Dado eso, no sorprende que Republic Commando esté obsesionado con la creación de la vida. Luchas contra los droides literalmente cuando salen de la línea de montaje en Geonosis, observando cómo sus torsos se desplazan por los transportadores, listos para recibir conciencia. La mayoría de los combatientes en el terreno nacieron en esta guerra sin consentimiento, y eso los hace comprensivos, incluso cuando se destrozan entre sí.

En última instancia, saber que eres un clon influye en tu comportamiento. Dado que cualquier miembro del escuadrón puede revivir a cualquier otro con una sacudida de desfibrilador, todos son desechables, incluido usted. A veces tiene sentido quedarse atrás y enviar un comando en una maniobra arriesgada, asegurándose de que puede traerlos de vuelta si no funciona. En otros, podrías ser ese sacrificio, adelantarte para llevar a cabo una tarea específica que no se puede transmitir usando comandos de escuadrón, aceptando que probablemente serás derribado en el proceso. Cuando ordenas a tus escuadrones que te detengan antes de que termine un tiroteo, te recordarán con no poca frustración que hacerlo va en contra del protocolo: tu vida no es más importante que la de ellos.

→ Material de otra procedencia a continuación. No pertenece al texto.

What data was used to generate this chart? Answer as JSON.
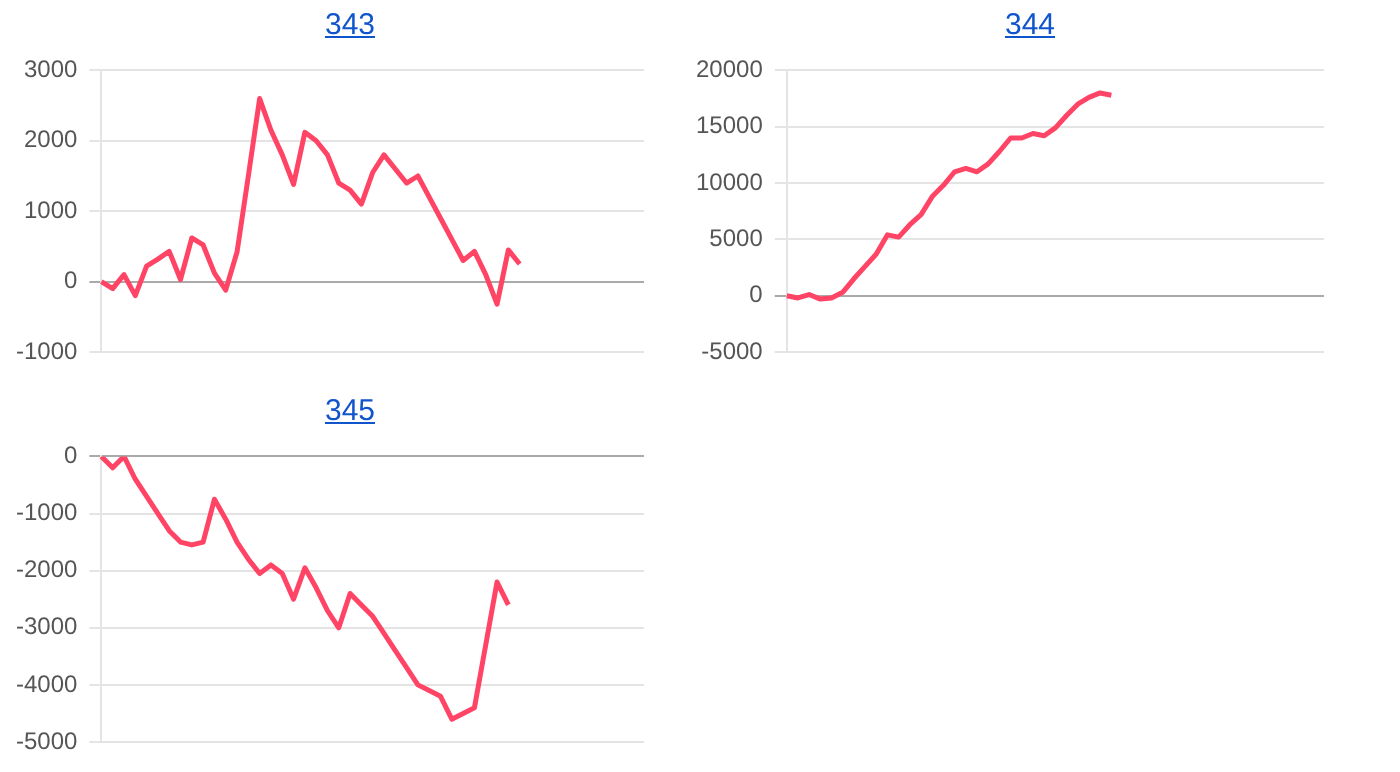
{
  "chart_data": [
    {
      "type": "line",
      "title": "343",
      "categories": [
        null,
        null,
        null,
        null,
        null,
        null,
        null,
        null,
        null,
        null,
        null,
        null,
        null,
        null,
        null,
        null,
        null,
        null,
        null,
        null,
        null,
        null,
        null,
        null,
        null,
        null,
        null,
        null,
        null,
        null,
        null,
        null,
        null,
        null,
        null,
        null,
        null,
        null,
        null,
        null,
        null,
        null,
        null,
        null,
        null,
        null,
        null,
        null,
        null
      ],
      "series": [
        {
          "color": "#ff4466",
          "values": [
            0,
            -100,
            100,
            -200,
            220,
            320,
            430,
            30,
            620,
            520,
            120,
            -120,
            420,
            1500,
            2600,
            2150,
            1800,
            1380,
            2120,
            2000,
            1800,
            1400,
            1300,
            1100,
            1550,
            1800,
            1600,
            1400,
            1500,
            1200,
            900,
            600,
            300,
            430,
            100,
            -320,
            450,
            250,
            null,
            null,
            null,
            null,
            null,
            null,
            null,
            null,
            null,
            null,
            null
          ]
        }
      ],
      "ylim": [
        -1000,
        3000
      ],
      "yticks": [
        -1000,
        0,
        1000,
        2000,
        3000
      ],
      "grid": "y",
      "tick_labels": "y",
      "legend": false,
      "marker": "none"
    },
    {
      "type": "line",
      "title": "344",
      "categories": [
        null,
        null,
        null,
        null,
        null,
        null,
        null,
        null,
        null,
        null,
        null,
        null,
        null,
        null,
        null,
        null,
        null,
        null,
        null,
        null,
        null,
        null,
        null,
        null,
        null,
        null,
        null,
        null,
        null,
        null,
        null,
        null,
        null,
        null,
        null,
        null,
        null,
        null,
        null,
        null,
        null,
        null,
        null,
        null,
        null,
        null,
        null,
        null,
        null
      ],
      "series": [
        {
          "color": "#ff4466",
          "values": [
            0,
            -200,
            100,
            -300,
            -200,
            300,
            1500,
            2600,
            3700,
            5400,
            5200,
            6300,
            7200,
            8800,
            9800,
            11000,
            11300,
            11000,
            11700,
            12800,
            14000,
            14000,
            14400,
            14200,
            14900,
            16000,
            17000,
            17600,
            18000,
            17800,
            null,
            null,
            null,
            null,
            null,
            null,
            null,
            null,
            null,
            null,
            null,
            null,
            null,
            null,
            null,
            null,
            null,
            null,
            null
          ]
        }
      ],
      "ylim": [
        -5000,
        20000
      ],
      "yticks": [
        -5000,
        0,
        5000,
        10000,
        15000,
        20000
      ],
      "grid": "y",
      "tick_labels": "y",
      "legend": false,
      "marker": "none"
    },
    {
      "type": "line",
      "title": "345",
      "categories": [
        null,
        null,
        null,
        null,
        null,
        null,
        null,
        null,
        null,
        null,
        null,
        null,
        null,
        null,
        null,
        null,
        null,
        null,
        null,
        null,
        null,
        null,
        null,
        null,
        null,
        null,
        null,
        null,
        null,
        null,
        null,
        null,
        null,
        null,
        null,
        null,
        null,
        null,
        null,
        null,
        null,
        null,
        null,
        null,
        null,
        null,
        null,
        null,
        null
      ],
      "series": [
        {
          "color": "#ff4466",
          "values": [
            0,
            -200,
            0,
            -400,
            -700,
            -1000,
            -1300,
            -1500,
            -1550,
            -1500,
            -750,
            -1100,
            -1500,
            -1800,
            -2050,
            -1900,
            -2050,
            -2500,
            -1950,
            -2300,
            -2700,
            -3000,
            -2400,
            -2600,
            -2800,
            -3100,
            -3400,
            -3700,
            -4000,
            -4100,
            -4200,
            -4600,
            -4500,
            -4400,
            -3300,
            -2200,
            -2600,
            null,
            null,
            null,
            null,
            null,
            null,
            null,
            null,
            null,
            null,
            null,
            null
          ]
        }
      ],
      "ylim": [
        -5000,
        0
      ],
      "yticks": [
        -5000,
        -4000,
        -3000,
        -2000,
        -1000,
        0
      ],
      "grid": "y",
      "tick_labels": "y",
      "legend": false,
      "marker": "none"
    }
  ]
}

Explorando una historia que vale la pena contar

Star Wars: Comando de la República

(Crédito de la imagen: LucasArts)

Todos los shooters tácticos constituyen una especie de porno de eficiencia. Es el mismo placer que nos lleva a aplaudir a un piloto en un aterrizaje perfecto, de ver a un profesional operar al máximo de su capacidad. Republic Commando, en particular, se refiere al triunfo del buen entrenamiento sobre las fuerzas del caos, en contraste con el desordenado y emocional negocio de los Jedi, que a menudo no logran controlar sus impulsos. 'Mientras que los Jedi en la superficie se llevan la gloria, un pequeño escuadrón de soldados deja Geonosis, sabiendo que cumplieron su misión con coraje, precisión y excelencia', se lee en un informe. Y eso es todo lo que necesitan.

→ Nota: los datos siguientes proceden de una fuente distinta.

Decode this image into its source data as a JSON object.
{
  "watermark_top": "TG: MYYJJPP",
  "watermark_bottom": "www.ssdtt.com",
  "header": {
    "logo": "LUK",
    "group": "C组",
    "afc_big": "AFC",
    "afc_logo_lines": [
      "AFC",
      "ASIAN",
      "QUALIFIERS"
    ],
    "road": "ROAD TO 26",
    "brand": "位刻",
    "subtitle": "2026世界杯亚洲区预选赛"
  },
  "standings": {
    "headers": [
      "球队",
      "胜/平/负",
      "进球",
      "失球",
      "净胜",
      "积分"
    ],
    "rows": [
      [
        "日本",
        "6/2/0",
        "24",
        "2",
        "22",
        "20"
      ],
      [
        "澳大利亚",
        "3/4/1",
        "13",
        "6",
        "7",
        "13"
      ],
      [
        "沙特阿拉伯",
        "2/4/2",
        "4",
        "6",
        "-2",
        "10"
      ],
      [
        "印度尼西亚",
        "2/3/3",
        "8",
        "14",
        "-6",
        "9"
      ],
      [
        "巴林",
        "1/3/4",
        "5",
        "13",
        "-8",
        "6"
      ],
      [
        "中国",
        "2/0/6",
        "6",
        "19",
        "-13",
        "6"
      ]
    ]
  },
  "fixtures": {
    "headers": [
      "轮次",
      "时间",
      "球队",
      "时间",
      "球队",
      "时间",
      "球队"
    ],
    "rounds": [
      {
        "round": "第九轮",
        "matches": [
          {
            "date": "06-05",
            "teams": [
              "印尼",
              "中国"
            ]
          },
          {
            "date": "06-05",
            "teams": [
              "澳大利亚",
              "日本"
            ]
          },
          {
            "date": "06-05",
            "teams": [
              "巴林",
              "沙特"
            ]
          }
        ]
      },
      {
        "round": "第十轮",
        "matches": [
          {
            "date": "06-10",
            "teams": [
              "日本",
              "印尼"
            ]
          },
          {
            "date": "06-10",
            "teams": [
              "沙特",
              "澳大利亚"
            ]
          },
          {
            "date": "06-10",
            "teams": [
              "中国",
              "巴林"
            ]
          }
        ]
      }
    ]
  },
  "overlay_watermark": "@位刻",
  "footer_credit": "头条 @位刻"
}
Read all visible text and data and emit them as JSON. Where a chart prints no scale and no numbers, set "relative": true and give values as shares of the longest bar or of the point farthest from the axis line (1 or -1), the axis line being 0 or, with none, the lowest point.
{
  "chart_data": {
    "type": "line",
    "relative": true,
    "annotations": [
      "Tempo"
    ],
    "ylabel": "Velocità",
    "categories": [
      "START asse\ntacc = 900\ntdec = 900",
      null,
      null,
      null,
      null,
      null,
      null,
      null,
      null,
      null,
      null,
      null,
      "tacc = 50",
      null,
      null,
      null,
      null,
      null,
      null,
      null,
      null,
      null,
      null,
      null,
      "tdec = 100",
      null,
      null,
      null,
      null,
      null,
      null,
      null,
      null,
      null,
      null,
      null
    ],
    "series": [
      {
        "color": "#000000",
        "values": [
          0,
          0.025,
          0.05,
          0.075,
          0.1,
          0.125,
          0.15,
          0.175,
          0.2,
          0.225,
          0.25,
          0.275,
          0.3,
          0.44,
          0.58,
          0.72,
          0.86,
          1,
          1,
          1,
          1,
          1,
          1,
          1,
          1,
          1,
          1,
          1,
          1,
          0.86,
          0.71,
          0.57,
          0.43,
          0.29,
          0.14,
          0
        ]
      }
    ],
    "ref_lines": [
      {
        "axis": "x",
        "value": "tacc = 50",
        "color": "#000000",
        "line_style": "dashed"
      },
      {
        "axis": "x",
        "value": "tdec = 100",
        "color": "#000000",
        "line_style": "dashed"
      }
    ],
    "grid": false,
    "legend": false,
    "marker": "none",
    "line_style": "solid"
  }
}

Si Republic Commando se siente como una historia paralela, es porque lo es: su primer tercio corre paralelo a los eventos de Attack Of The Clones, una película de Star Wars que los fanáticos han hecho todo lo posible por olvidar. A pesar de su actitud post-Jedi, se permite algunos asentimientos obvios. 'Estos deben ser los droides que estamos buscando', bromea Scorch durante una escaramuza temprana. Escuche atentamente y escuchará un grito de Wilhelm en minutos. Sin embargo, su vínculo más cercano con las películas de la precuela es su política.

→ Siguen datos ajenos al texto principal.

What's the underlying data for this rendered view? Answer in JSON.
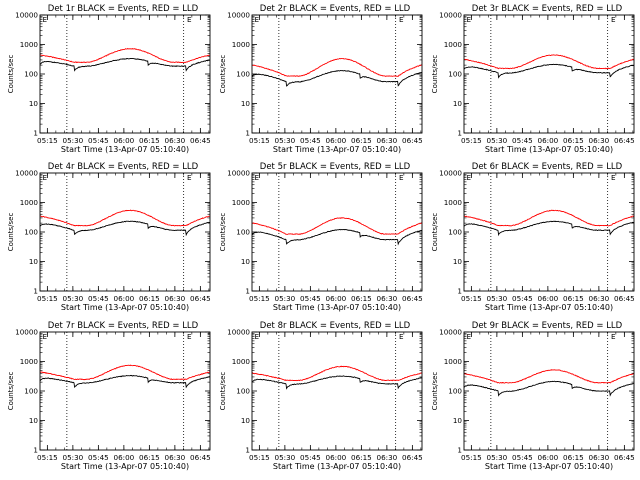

La guerra desequilibrada en A New Hope se inspiró en Vietnam, y Lucas solo se volvió más explícito a lo largo de los años. En una era en la que un subgrupo de fanáticos de Star Wars se burla de las nuevas películas por volverse políticas, es importante recordar que gran parte de la acción de la trilogía de la precuela tuvo lugar en una cámara del Senado. Republic Commando no muestra tales tendencias hasta su último tercio, cuando de repente se convierte en una historia sobre la liberación de los centros de detención. El escuadrón se establece en Kashyyyk para encontrar a los wookiees enjaulados y esclavizados. Una vez que son liberados, se vuelven como los médicos y guardias de Half-Life: NPC vulnerables que no puedes evitar tratar de cuidar.

Es extraño mirar hacia atrás a Republic Commando en un momento en que Disney ha sido criticado por cerrar gran parte del universo de Star Wars. El nuevo propietario de la propiedad ha descifrado gran parte de su pasado al intentar cerrar décadas de cabos sueltos con un lazo en The Rise Of Skywalker. Republic Commando, por el contrario, se encuentra en medio de spin-offs exponenciales. Nace de una película que, en sí misma, se derivó de un par de referencias descartables a clones en A New Hope. Y dio a luz aún más historias: una serie de novelas de Republic Commando, además de un puñado de cómics y un juego para dispositivos móviles. Republic Commando es un juego de un universo que, como el nuestro, todavía estaba en expansión. Ese es intrínsecamente un lugar más esperanzador y emocionante que uno que parece reducirse a un solo punto.


Esta retrospectiva de Star Wars: Republic Commando apareció por primera vez en el número 334 de Borde . Un puerto mejorado del lanzamiento de 2005 ya está disponible para PS4 y Nintendo Switch.